The personal copy of Joseph & Grace Plunkett’s ‘Abhrain Gradh Chuige Connacht,’ or ‘The Love Songs of Connacht.’
Fonsie Mealy says: “Joseph Mary Plunkett’s copy (signatory of the 1916 Proclamation), with his signature in Irish on front blank dated 1911, and with a later inscription ‘To John Burke, who comes like an angel of light in the dark places, from Grace Plunkett, Easter 1949.’ John Burke was a solicitor and a friend of Jack Yeats and his circle.
“A superb association copy of a book which was one of the foundation stones of the Irish Revival.”

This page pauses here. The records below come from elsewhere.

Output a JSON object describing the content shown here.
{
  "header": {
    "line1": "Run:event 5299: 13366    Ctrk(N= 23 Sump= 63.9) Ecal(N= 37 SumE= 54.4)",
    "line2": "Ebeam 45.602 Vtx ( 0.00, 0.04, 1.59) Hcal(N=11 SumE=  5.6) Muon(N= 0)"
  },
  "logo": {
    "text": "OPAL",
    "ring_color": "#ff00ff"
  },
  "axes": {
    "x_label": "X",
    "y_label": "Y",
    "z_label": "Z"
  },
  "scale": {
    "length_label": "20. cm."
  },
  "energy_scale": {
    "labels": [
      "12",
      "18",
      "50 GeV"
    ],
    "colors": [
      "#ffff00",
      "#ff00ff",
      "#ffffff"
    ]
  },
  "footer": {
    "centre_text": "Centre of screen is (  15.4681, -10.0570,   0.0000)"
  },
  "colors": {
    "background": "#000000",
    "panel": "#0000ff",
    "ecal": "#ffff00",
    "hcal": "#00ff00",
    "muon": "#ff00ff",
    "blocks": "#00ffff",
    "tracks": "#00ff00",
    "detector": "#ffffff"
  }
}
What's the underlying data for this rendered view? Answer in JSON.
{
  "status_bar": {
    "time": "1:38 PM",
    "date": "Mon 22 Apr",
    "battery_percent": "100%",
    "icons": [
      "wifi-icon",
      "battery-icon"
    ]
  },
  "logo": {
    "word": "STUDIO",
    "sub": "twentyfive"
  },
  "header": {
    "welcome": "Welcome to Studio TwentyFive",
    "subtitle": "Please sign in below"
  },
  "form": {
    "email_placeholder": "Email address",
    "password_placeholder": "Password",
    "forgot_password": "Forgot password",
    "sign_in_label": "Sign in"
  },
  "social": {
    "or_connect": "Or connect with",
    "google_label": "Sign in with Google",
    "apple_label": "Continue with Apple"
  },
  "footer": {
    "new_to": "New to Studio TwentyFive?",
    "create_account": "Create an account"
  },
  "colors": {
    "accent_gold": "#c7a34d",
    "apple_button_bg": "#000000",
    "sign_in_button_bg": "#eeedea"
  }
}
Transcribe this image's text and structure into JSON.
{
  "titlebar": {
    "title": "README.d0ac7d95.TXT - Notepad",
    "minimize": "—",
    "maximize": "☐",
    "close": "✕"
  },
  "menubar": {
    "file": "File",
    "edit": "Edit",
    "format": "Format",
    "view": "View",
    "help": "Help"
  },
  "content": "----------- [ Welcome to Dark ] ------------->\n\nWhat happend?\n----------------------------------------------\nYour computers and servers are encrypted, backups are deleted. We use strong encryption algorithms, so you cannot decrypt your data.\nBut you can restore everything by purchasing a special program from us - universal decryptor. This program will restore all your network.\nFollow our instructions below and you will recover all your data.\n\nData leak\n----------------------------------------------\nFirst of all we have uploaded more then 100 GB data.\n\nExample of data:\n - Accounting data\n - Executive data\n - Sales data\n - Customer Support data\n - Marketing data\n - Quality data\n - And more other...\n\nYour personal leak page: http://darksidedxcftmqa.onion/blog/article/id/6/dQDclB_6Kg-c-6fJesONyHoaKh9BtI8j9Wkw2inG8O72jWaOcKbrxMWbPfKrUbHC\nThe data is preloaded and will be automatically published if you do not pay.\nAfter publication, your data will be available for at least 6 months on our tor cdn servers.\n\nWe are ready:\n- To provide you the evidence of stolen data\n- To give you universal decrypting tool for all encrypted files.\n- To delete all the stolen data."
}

Signed Sliothar from the “Thunder and Lightning” GAA Hurling Final of 1939
Fonsie Mealy says this official match ball from the 1939 GAA Hurling Final is inscribed in pen with a message that reads “To John Power Lachen )1940″ from “Jim Langton – All-Ireland 1939.”
The 1939 GAA Hurling Final between Kilkenny and Cork took place the same day as World War Two was declared. Kilkenny beat Cork 2.7 to 3.3 in “a virtual thunderstorm.”
Kevin Barry’s personal crucifix and scapular
Fonsie Mealy says: ‘Just a Lad of Eighteen Summers ..’ Kevin Barry [1902-1920] His personal Crucifix and Scapular, in an inscribed envelope signed by Kathleen McKenna [an assistant on the Irish Bulletin], stating they were given to Sean McKeon on No.vember 2nd 1920 after Vespers and prayers for Barry’s immortal soul.
“The hand-sewn scapular much worn, its ribbon in pieces, the crucifix in good condition. [The Scapular, worn by Catholics suspended from the shoulders, is a silent prayer that shows one’s dedication to the Blessed Virgin Mary].
“Kevin Barry, a medical student in Dublin, joined the Volunteers in October 1917. He was arrested on 20 September 1920, reportedly with a pistol, after an engagement in which three British soldiers (one of them slightly younger than Barry) were killed. He was sentenced to death, and in spite of appeals for clemency, was hanged in Mountjoy Jail on 1 November (All Saints Day), the first Volunteer to be executed since the aftermath of the Rising.
“He died on the day of Terence MacSwiney’s funeral in Cork, the two events causing massive international publicity which greatly damaged the British cause in Ireland. A personal and religious memento of great significance.